Basically, home is where we belong and where we can be ourselves – a safe retreat from anything that feels alien. Whenever we have a bad day at school or work, or we’re on a trip has gone wrong, or even at the end of an action-packed holiday, we long to go home. Home – to that place where everything makes sense. But in dementia, things are increasingly not making sense. Our memory system records and stores the feelings of what has just happened, but in dementia, more and more often the facts are not stored, so they just slip away. So for the person with dementia, feelings become more important than facts.  

Without access to that constant stream of recently-stored facts that the rest of us take for granted – the facts that tell us where we are, how we got here and why we came – the person can feel more and more disorientated and the longing for home can become unbearable.
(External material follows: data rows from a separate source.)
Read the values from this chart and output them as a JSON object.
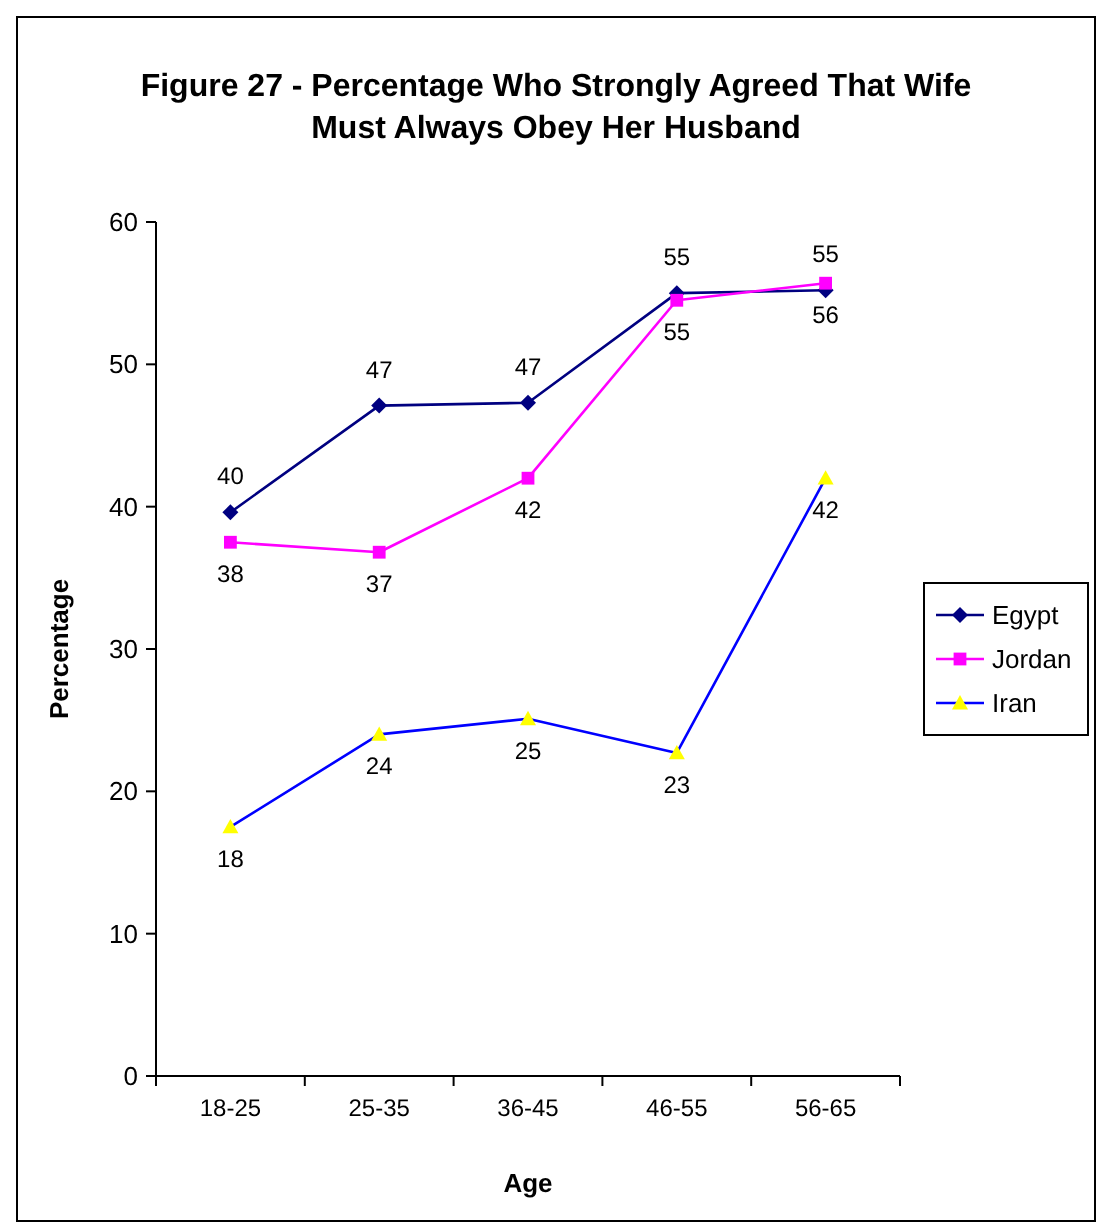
{
  "chart_data": {
    "type": "line",
    "title": "Figure 27 - Percentage Who Strongly Agreed That Wife Must Always Obey Her Husband",
    "xlabel": "Age",
    "ylabel": "Percentage",
    "categories": [
      "18-25",
      "25-35",
      "36-45",
      "46-55",
      "56-65"
    ],
    "ylim": [
      0,
      60
    ],
    "yticks": [
      0,
      10,
      20,
      30,
      40,
      50,
      60
    ],
    "grid": false,
    "legend": "right",
    "series": [
      {
        "name": "Egypt",
        "color": "#000080",
        "marker": "diamond",
        "values": [
          39.6,
          47.1,
          47.3,
          55,
          55.2
        ],
        "value_labels": [
          "40",
          "47",
          "47",
          "55",
          "55"
        ]
      },
      {
        "name": "Jordan",
        "color": "#ff00ff",
        "marker": "square",
        "values": [
          37.5,
          36.8,
          42,
          54.5,
          55.7
        ],
        "value_labels": [
          "38",
          "37",
          "42",
          "55",
          "56"
        ]
      },
      {
        "name": "Iran",
        "color": "#0000ff",
        "colors": [
          "#ffff00",
          "#ffff00",
          "#ffff00",
          "#ffff00",
          "#ffff00"
        ],
        "marker": "triangle",
        "values": [
          17.5,
          24,
          25.1,
          22.7,
          42
        ],
        "value_labels": [
          "18",
          "24",
          "25",
          "23",
          "42"
        ]
      }
    ]
  }
}
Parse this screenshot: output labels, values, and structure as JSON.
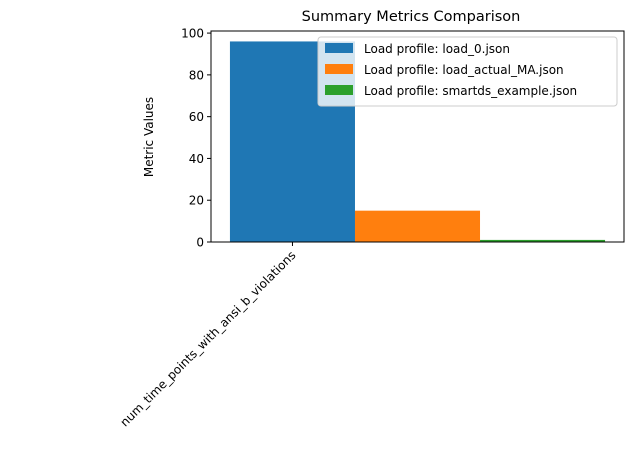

If we contradict the person, however gently, to explain that they are at home, that can leave them with the feeling that everyone else knows more about their recent life than they do. How unnerving must that be? So it is hardly surprising when they argue with us and become distressed.  

So what can we do about it? By listening carefully to the person we can find out more about the anxieties and concerns that are driving the question, and what explanation would be likely to satisfy them for the longest time. For my mother-in-law, who loved staying in hotels, her worry was the cost and whether she could afford the bill. All we needed, had I only known, was probably to explain that it was all paid for. That was the truth anyway. It was all being paid for out of her money, but that was a fact – a detail – that she didn’t need to know just then. She just needed to feel that everything would be OK. But we can never be certain what explanation will work because everyone is different. So we need to be prepared for a bit of trial and error. It’s worth experimenting with different answers until you find the one that works best for that person, and then use it each time they ask.

Then things will make more sense and the person can start feeling more at home – and that’s what matters most.